Global Crisis/Innovation Blog

 Greece, Ireland,  now Portugal: Why the Poor are Bailing Out Europe, NOT Vice Versa

By Shlomo Maital

  

 Portugese People Protest!

  First, it was Ireland. Then Greece.  Now it is Portugal.  According to the press, the European Union, and its emergency fund, in cooperation with the International Monetary Fund, has arranged emergency loans for Portugal, amounting to between 75 and 110 billion euros.  Bailouts for Ireland and Greece were similar in size and terms.

   Portugal’s Prime Minister, whose name is Socrates,  fought hard against the bailout, but he had zero chance.  The global bond market kept raising the yields on Portuguese bonds, until the gap between Portuguese and German bonds exceeded 5 per cent, a level at which paying the interest and principal became nearly impossible.  Portugal fell, like Ireland and Greece before it.

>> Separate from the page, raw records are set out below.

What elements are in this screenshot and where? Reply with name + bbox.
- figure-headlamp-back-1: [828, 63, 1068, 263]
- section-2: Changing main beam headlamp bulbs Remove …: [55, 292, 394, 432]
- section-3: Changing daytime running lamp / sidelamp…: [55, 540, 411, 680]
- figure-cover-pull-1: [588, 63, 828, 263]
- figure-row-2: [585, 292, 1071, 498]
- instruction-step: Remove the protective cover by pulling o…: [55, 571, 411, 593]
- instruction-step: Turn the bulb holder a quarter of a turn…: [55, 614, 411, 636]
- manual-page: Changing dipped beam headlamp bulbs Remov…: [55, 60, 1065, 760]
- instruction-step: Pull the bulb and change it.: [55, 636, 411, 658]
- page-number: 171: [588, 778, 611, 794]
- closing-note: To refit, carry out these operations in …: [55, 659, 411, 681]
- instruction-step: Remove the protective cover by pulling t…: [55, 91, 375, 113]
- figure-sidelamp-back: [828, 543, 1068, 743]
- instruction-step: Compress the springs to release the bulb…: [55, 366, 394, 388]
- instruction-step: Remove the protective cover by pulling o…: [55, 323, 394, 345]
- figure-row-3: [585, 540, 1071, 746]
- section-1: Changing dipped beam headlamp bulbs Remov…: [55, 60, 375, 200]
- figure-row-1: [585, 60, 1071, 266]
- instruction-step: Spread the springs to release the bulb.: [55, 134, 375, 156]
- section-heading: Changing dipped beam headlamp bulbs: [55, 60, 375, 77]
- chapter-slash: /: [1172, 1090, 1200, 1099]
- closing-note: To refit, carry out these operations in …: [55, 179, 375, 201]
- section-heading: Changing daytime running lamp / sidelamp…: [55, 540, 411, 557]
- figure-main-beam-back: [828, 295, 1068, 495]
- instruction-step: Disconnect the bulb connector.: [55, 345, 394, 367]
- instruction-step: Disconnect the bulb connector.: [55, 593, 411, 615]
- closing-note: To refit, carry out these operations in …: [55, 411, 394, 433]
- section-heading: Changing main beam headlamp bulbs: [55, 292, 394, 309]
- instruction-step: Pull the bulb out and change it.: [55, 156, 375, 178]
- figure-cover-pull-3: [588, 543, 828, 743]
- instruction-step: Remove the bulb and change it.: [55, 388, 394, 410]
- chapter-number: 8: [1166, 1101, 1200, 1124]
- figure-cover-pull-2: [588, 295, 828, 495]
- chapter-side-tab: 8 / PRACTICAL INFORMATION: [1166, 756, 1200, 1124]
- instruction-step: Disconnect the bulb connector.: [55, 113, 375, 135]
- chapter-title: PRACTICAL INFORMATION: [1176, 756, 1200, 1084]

   There is a fundamental misunderstanding about the bailout, and especially, about who is bailing out whom!   In Ireland, the Irish people will have to pay heavy new taxes for generations, to pay off Irish government bonds, so that Irish banks and those to whom Irish banks owe money (Germany banks) will not go bust.  So it is the Irish people who have bailed out German banks, not vice versa.  Of course, the Irish people know this, and threw out the incumbent government in recent elections for this reason. Now the new government wants to renegotiate the draconian terms of the emergency EU loan to Ireland.  This will happen eventually in Greece as well, and in Portugal.  The result is total chaos. 

    Greece is an especially difficult case, because the involvement of the International Monetary Fund always brings desperately strict measures (raise interest rates, slash spending) as a condition for providing the emergency funds.  And it is a self-fulfilling prophecy.  The tougher the loan terms, the lower the country’s growth rate, the bigger the hit government revenues take – and the tougher it is to pay back government debt. 

     Europe has badly mismanaged the bailout of Ireland, Greece and Portugal, endangering the future of the 27-nation EU and the 16-nation euro bloc.  And now, the outgoing head of the European Central Bank, Trichet, has begun raising interest rates, which will make it even harder for struggling peripheral nations in Europe to pay back their debts.  Why did he do this? To fight inflation?  Is there inflation in Europe?  There is no sign whatsoever of inflation – Trichet is fighting the phantom of future inflation, in economies that are still stagnating and fighting DEFLATION! 

     The situation in which the poor people of Ireland, Greece and Portugal are scalped into bailing out the wealthy banks of Germany, France, Belgium is unacceptable.  The result will continued social unrest and upheavals.  Let the wealthy banks take the hit, they can afford it far better than the unemployed struggling people of the peripheral European nations.